Ten peculiar facts about Antarctica

Are you all geared up for the adventure of a lifetime to the icy southern continent? Or perhaps you are dreaming yourself onto a pioneering exploration of Antarctica, in the golden age of polar exploration?

Whether you're planning to visit Antarctica or not, these facts below are sure to fascinate.

1. The average summer temperature in Antarctica is -30°C while in the winter it is -60°C. The lowest recorded temperature is - 89.6°C. Salt water usually freezes at -2°C however Deep Lake on the continent is so salty that it cannot freeze.

2. The Dry Valleys of Antarctica are so moisture free that despite the cold, no ice or snow can form. The dusty expanses of dirt are close to the environment of Mars and so NASA did testing there for their Viking mission.

3. The ice sheet of Antarctica is up to 6km thick in places and holds 60% - 70% of the world's fresh water.

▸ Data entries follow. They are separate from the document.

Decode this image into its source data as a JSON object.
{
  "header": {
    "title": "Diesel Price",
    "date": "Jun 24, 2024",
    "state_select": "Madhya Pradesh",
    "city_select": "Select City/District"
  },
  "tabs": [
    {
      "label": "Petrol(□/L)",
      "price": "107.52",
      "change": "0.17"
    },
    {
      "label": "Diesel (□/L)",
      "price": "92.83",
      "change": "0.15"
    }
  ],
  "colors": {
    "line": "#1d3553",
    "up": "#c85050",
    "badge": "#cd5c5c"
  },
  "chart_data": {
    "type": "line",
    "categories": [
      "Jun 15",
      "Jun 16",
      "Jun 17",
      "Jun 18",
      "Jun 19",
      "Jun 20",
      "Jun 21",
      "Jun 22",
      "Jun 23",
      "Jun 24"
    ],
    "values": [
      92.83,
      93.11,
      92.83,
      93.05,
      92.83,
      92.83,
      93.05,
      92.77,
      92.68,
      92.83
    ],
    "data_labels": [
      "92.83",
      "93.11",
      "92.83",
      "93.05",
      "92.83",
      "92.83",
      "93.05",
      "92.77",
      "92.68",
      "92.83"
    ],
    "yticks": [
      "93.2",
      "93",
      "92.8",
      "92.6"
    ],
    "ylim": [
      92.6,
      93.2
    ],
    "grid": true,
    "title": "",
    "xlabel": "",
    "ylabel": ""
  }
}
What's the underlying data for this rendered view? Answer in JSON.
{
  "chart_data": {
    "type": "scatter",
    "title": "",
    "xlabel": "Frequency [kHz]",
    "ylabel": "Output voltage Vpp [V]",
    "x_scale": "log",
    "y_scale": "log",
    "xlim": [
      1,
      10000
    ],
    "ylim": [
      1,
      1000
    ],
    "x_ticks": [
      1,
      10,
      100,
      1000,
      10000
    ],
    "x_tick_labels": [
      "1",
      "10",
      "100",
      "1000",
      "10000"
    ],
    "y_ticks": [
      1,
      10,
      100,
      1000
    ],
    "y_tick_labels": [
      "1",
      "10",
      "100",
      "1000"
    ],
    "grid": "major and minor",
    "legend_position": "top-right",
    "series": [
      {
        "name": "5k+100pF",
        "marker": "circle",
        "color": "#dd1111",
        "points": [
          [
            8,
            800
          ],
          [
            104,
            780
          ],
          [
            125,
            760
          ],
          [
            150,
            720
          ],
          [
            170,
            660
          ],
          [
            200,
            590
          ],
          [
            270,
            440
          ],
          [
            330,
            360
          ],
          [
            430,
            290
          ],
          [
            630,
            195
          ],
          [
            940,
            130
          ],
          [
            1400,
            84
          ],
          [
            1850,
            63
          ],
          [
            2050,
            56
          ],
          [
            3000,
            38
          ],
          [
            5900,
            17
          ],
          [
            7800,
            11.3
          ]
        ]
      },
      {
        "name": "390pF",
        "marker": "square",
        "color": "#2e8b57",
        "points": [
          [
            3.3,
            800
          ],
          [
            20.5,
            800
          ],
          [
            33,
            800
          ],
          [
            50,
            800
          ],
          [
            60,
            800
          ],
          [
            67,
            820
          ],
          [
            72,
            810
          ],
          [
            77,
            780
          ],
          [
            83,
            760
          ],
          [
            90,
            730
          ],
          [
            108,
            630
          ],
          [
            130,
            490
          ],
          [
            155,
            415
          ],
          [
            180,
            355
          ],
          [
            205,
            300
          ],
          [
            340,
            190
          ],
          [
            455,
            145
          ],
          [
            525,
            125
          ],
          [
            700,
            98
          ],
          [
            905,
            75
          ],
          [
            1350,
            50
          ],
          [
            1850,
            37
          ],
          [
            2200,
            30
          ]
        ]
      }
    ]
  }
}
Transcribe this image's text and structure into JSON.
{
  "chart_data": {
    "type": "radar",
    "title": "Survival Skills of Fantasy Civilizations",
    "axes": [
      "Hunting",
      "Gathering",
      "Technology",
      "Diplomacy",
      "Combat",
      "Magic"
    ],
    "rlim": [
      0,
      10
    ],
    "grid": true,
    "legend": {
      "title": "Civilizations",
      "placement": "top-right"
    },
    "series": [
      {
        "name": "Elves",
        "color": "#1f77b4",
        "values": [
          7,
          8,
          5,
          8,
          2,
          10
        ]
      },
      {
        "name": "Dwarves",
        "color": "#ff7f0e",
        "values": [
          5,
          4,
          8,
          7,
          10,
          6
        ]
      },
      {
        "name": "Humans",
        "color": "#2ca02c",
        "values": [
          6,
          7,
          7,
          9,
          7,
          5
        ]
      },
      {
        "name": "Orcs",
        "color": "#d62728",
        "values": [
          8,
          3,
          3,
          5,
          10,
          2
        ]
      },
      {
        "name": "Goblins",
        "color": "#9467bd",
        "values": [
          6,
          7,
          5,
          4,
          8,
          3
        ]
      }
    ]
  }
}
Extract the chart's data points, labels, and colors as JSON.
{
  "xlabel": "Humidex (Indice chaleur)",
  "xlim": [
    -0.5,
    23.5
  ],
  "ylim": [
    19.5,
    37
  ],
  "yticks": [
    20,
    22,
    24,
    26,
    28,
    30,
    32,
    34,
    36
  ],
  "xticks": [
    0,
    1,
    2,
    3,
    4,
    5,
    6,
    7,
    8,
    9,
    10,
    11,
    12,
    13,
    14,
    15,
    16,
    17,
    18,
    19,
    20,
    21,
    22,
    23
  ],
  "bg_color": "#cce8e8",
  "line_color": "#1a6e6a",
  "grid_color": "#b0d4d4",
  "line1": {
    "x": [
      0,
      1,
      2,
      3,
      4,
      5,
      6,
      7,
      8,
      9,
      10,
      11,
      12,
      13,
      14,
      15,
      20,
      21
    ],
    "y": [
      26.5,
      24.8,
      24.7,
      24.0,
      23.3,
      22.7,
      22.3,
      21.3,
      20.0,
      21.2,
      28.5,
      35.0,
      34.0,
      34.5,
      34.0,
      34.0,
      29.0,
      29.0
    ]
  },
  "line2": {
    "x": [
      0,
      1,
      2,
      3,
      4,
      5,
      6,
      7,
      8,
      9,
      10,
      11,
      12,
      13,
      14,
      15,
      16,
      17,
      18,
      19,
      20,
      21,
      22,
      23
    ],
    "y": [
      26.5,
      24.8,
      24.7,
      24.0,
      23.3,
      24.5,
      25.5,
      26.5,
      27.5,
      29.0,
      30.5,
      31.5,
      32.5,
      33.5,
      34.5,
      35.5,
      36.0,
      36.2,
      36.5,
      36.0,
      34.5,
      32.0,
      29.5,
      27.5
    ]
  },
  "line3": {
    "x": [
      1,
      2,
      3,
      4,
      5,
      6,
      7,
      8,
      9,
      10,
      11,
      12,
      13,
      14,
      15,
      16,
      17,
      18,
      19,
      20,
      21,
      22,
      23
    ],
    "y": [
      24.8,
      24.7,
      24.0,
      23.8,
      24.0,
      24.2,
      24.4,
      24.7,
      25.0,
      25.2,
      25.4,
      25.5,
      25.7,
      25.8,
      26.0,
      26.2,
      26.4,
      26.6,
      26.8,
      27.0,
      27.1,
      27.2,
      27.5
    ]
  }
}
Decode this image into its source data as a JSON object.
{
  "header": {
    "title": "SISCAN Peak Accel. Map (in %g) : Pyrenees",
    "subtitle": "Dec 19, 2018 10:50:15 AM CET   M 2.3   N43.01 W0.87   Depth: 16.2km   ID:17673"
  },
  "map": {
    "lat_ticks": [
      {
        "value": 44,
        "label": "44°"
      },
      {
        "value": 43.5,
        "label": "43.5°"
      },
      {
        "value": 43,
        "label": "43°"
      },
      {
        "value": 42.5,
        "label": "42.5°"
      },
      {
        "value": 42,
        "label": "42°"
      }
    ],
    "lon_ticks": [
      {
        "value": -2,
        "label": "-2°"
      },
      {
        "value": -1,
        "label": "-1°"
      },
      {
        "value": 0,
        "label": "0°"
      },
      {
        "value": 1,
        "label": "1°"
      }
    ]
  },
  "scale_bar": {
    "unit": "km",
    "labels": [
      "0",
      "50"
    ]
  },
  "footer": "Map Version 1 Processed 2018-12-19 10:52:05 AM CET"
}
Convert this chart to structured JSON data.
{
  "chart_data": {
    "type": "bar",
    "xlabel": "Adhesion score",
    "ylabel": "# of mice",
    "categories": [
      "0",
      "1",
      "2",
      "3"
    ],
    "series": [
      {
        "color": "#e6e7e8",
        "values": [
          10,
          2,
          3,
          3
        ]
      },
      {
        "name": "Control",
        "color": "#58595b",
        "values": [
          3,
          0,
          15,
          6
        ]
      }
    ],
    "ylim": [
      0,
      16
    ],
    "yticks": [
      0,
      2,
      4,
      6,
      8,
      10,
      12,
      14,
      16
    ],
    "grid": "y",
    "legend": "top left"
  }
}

If it was to melt, sea levels would rise approximately 65m the world over.

4. Despite the ice sheet, Antarctica is home to many fresh water lakes, buried deep underground. Lake Vostok is buried 4km under frozen water, one of more than 200 bodies of water discovered beneath the ice.

5. Antarctica is also home to one of the world's biggest mountain ranges, the Gamburtsev Mountains. Peaks here reach about 27,000m - that's about a third the size of Everest.

6. The most southern volcano in the world Mount Erebus, is surrounded by lava lakes which have held liquid magma for thousands of years despite the freezing temperatures.

7. The largest land animal of the continent is an insect. The wingless midge is less than 13mm long and lives around penguin colonies. There are no flying insects on the continent - with winds up to 320km p/h they would not survive!

8. Antarctica is one of the best places to find meteorites. The dark meteorites show up clearly against the white ice and snow. In fact, ice floes often encourage meteorites to gather in one place.

9. The geographic South Pole hasn't always been on Antarctica because of continental drift. Each year on New Year's Day there is a ceremony where the geographic South Pole is repositioned to compensate for  the 10m shift per year of the polar ice sheet towards the Weddell Sea.

10. There are 30 countries that man 80 research stations on the continent and in the summer there are about 4,000 people living there while in winter there are 1,000 people. In January 1979, Emile Marco Palma was the first person born on the continent and only ten other people have been born there since.